ABSTRACT
Several abiotic stresses, such as drought, salinity, heat, flooding, ion toxicity, and radiation, are the most important constraints to agricultural practice. The understanding of the molecular basis of plant response to these various environmental factors has been a main concentration of research in the last few decades. Several genes/pathways and regulatory networks involved in stress responses are figured out employing various different approaches.
In tropical countries, sugarcane is an important crop in the terms of sugar and ethanol production because it is increasing its area of cultivation and biomass yield is increasing. Water is the one of the major abiotic stresses affecting sugarcane productivity. The development of a drought-tolerant cultivar of sugarcane is one an important goal for all key sugarcane-producing countries.

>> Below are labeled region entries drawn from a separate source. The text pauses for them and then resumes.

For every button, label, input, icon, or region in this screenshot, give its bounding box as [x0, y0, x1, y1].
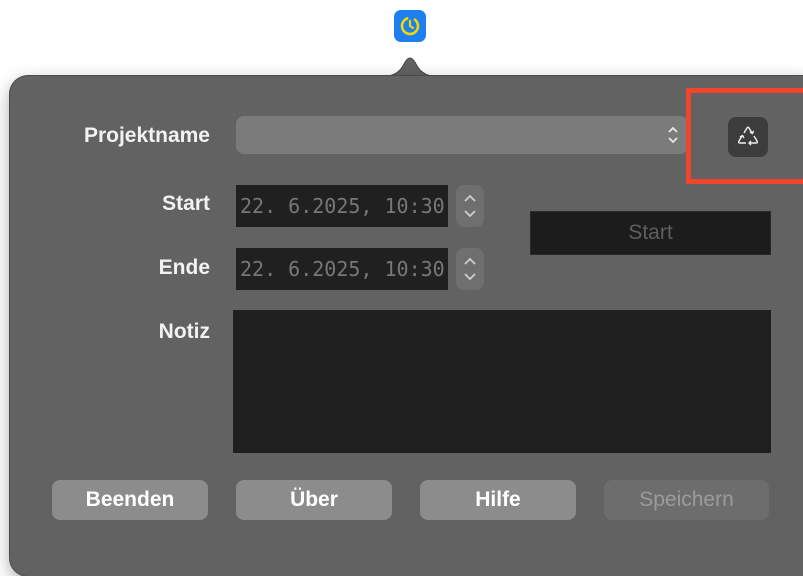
project-name-combobox[interactable] [236, 116, 688, 154]
start-datetime-field[interactable]: 22. 6.2025, 10:30 [236, 185, 448, 227]
timer-icon [400, 16, 420, 36]
about-button[interactable]: Über [236, 480, 392, 520]
end-label: Ende [158, 256, 210, 279]
end-datetime-field[interactable]: 22. 6.2025, 10:30 [236, 248, 448, 290]
stepper-arrows-icon [464, 257, 476, 281]
project-name-label: Projektname [83, 124, 210, 147]
start-label: Start [162, 192, 210, 215]
menubar-timer-icon[interactable] [394, 10, 426, 42]
help-button[interactable]: Hilfe [420, 480, 576, 520]
note-textarea[interactable] [233, 310, 771, 453]
stepper-arrows-icon [464, 194, 476, 218]
save-button[interactable]: Speichern [604, 480, 769, 520]
quit-button[interactable]: Beenden [52, 480, 208, 520]
start-button[interactable]: Start [530, 211, 771, 255]
note-label: Notiz [158, 320, 210, 343]
start-stepper[interactable] [456, 185, 484, 227]
chevron-updown-icon [668, 126, 678, 144]
end-stepper[interactable] [456, 248, 484, 290]
highlight-box [686, 88, 803, 184]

Genome-editing technology is used routinely to modify plant genomes by targeted alteration/editing of specific genes, and it provides a method for introducing targeted mutation, insertion/deletion (indel), and precise sequence modification using customized nucleases during a big variety of organisms. Most regularly used genome-editing tools are transcriptional activator-like effector nucleases (TALENs), clustered regularly interspaced short palindromic repeat (CRISPR)-Cas9 (CRISPR-associated nuclease 9), and zinc-finger nucleases (ZFNs). In general, these sequence-specific nucleases cause double-strand breaks (DSBs) at the target genomic locus/loci, which is/are repaired by the intracellular repair pathways, nonhomologous end-joining (NHEJ), or homology-directed repair (HDR). NHEJ results in the introduction of indels and HDR are often wont to introduce specific point mutations or insertion of desired sequences (such as tags or new domains) via recombination. Simple designing and cloning methods were involved in CRISPR/Cas9 genome editing, with the same Cas9 being potentially available for use with different guide RNAs for targeting multiple sites in the genome.
In this chapter, we emphasize on methodologies to improve genome-editing technology (CRISPR-Cas9 system) to increase abiotic stress tolerance/resistance in sugarcane and summarize the process used to generate new mutant alleles of environmental stress response genes in sugarcane. Such studies suggest further applications in molecular breeding to enhance plant function using optimized plant gene-editing systems.